Viviamo in un mondo in cui le parole non hanno più lo stesso
significato. Ciò che sta succedendo in Ucraina noi la chiamiamo, giustamente,
una guerra. In Russia continua a chiamarsi, ostentatamente, operazione militare
speciale. Le parole non corrispondono. Ma non è solo Putin, è soprattutto Trump
ad aver sdoganato già da tempo l’idea che non esistono solo i fatti, ma anche i
fatti alternativi.
Nel passato l’obiettivo era quello di essere creduti. Come
nella pubblicità. Oggi alla propaganda interessa soprattutto convincere che la
verità non esiste. Cioè, che non siamo tutti chiamati a rispondere a valori e
principi comuni. Questo produce una profonda de-moralizzazione, nel senso di
una mancanza di una morale.
Certo, indipendentemente che questi sia Trump, Putin o Xi
Jinping. Questo fenomeno è molto pervasivo ed esime dalla fatica di pensare e
di verificare. C’è sempre la risposta pronta di chi sa mettere le cose a posto.
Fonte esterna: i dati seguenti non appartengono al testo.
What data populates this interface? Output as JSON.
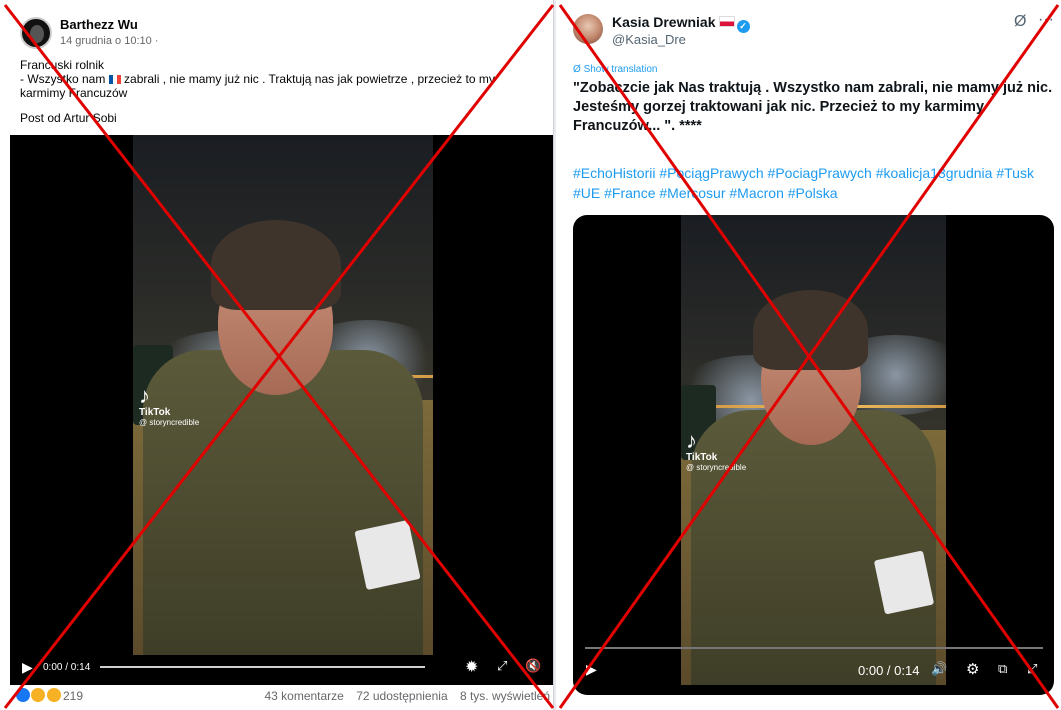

Di fronte a una notizia, non si sente più il bisogno di verificare: ci si fida,
senza sapere se il testimone o la fonte siano autorevoli. Ci sono giornali che
hanno messo sullo stesso piano un dispaccio della Tass e un discorso di
Naval’nyj. Questo non è pluralismo, è solo incapacità di giudizio critico.
C’è uno sguardo superficiale che, con la sua morte, porta a
dire che non resta niente. Ma uno sguardo ancora minimamente attento alla
realtà e alla verifica ci dice che resta tutto. «Io non ho paura, non abbiatene
neanche voi» è una sua frase diretta: è la coscienza primaria del primo passo
da compiere che, poi, implica le tante altre che ha detto e che restano.
Non avere paura consente anzitutto di rendersi conto che non
servono grandi gesti. La grandezza della testimonianza di Naval’nyj è che,
nell’eccezionalità della sua esperienza, esprime una serie di elementi
essenziali che riguardano la vita di tutti. In questo senso è stato un grande
personaggio, perché parla della vita. Ognuno può iniziare facendo poco,
semplicemente muovendosi, senza violenza. È la grande eredità del dissenso dei
Paesi dell’Est di cui anche noi ci siamo dimenticati nelle nostre democrazie
spesso solo formali.
Sulla possibilità di cambiare. Lui stesso è cambiato
moltissimo, partendo da un nazionalismo anche piuttosto sguaiato. Ma, ancora
una volta, questo riguarda anche noi, quando dimentichiamo che cosa siano
l’Italia, l’Europa o la fede. Ma anche noi possiamo cambiare. A condizione di
rendersi conto, questo era fondamentale per lui, che non siamo soli.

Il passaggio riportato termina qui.